A study published-ahead-of-print in the journal Spine suggests that by showing scoliosis patients their photographs before and after corrective surgery, surgeons can significantly improve post-operative patient satisfaction with the procedure.
The study team, led by Akif Albayrak, Baltalimani Metin Sabanci Bone and Joint Diseases Education and Research Hospital, Istanbul, Turkey, took pre- and postoperative photographs from the anterior, posterior and right and left lateral views of 60 patients undergoing surgery for correction of idiopathic scoliosis (Lenke type 1).
The patients were split evenly into two groups which had similar age, sex, distribution of Lenke type and Risser sign, follow-up, and pre- and postoperative Cobb angles and balance (coronal and sagittal). Patients in the first group were shown the preoperative and most recent follow-up photographs, while patients in the second group underwent routine evaluation but without being shown their photographs. All patients completed the Scoliosis Research Society-22 survey.

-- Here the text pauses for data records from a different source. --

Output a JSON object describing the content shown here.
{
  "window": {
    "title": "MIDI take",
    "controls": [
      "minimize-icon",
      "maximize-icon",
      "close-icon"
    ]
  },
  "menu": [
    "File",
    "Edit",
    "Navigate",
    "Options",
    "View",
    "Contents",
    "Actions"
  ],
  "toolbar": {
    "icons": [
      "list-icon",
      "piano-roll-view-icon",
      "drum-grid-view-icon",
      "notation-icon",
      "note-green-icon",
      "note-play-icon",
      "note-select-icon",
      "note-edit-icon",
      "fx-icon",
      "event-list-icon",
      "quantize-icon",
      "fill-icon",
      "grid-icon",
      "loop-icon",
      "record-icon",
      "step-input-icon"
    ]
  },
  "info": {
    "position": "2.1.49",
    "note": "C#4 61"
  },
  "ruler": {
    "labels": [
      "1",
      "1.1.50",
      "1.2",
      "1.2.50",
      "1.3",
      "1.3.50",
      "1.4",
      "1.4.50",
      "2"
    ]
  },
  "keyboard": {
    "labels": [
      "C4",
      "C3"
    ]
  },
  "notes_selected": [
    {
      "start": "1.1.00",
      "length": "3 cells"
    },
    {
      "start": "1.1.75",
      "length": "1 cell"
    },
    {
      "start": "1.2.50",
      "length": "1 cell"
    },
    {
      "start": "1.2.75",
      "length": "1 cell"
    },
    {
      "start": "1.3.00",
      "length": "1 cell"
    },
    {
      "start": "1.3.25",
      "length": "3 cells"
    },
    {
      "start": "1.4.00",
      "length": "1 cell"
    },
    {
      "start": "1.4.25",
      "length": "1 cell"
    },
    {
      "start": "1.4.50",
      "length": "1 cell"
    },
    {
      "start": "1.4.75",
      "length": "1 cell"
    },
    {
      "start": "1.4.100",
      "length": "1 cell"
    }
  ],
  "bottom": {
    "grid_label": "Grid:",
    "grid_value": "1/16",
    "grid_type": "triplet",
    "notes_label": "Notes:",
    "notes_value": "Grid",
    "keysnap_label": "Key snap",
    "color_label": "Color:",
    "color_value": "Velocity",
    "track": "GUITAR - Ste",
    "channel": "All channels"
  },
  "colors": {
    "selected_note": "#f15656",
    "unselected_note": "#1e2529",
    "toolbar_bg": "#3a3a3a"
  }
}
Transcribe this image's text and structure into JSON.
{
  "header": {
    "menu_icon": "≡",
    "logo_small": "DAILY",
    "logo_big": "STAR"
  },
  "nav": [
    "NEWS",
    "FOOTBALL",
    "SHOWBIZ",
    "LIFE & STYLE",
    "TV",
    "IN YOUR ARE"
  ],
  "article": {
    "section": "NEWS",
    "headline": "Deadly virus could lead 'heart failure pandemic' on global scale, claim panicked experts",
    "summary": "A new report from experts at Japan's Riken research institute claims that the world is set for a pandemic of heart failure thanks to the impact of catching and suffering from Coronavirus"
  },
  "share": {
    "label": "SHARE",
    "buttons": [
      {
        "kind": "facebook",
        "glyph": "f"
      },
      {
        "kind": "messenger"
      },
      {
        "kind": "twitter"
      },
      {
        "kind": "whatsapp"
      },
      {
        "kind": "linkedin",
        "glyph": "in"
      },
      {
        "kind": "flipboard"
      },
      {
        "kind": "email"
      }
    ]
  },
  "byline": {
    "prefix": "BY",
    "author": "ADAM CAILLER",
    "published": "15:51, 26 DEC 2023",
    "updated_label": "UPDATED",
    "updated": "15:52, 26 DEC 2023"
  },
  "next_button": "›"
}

Albayrak et al note that “A significant difference was observed between the groups for survey question 10 (which was about self-image), question 18 (which was about function and activity), and question 21 (which was about satisfaction) (p<= 0.05). There were no differences between patients in group one and two in Scoliosis Research Society-22 domain or total scores.”
“By showing patients the pre- and postoperative clinical photographs, patient satisfaction may be greater, as measured with some SRS-22 scores. This method may enable clinicians to positively change the patient’s self-image perception after surgery for correction of scoliosis,” the authors conclude.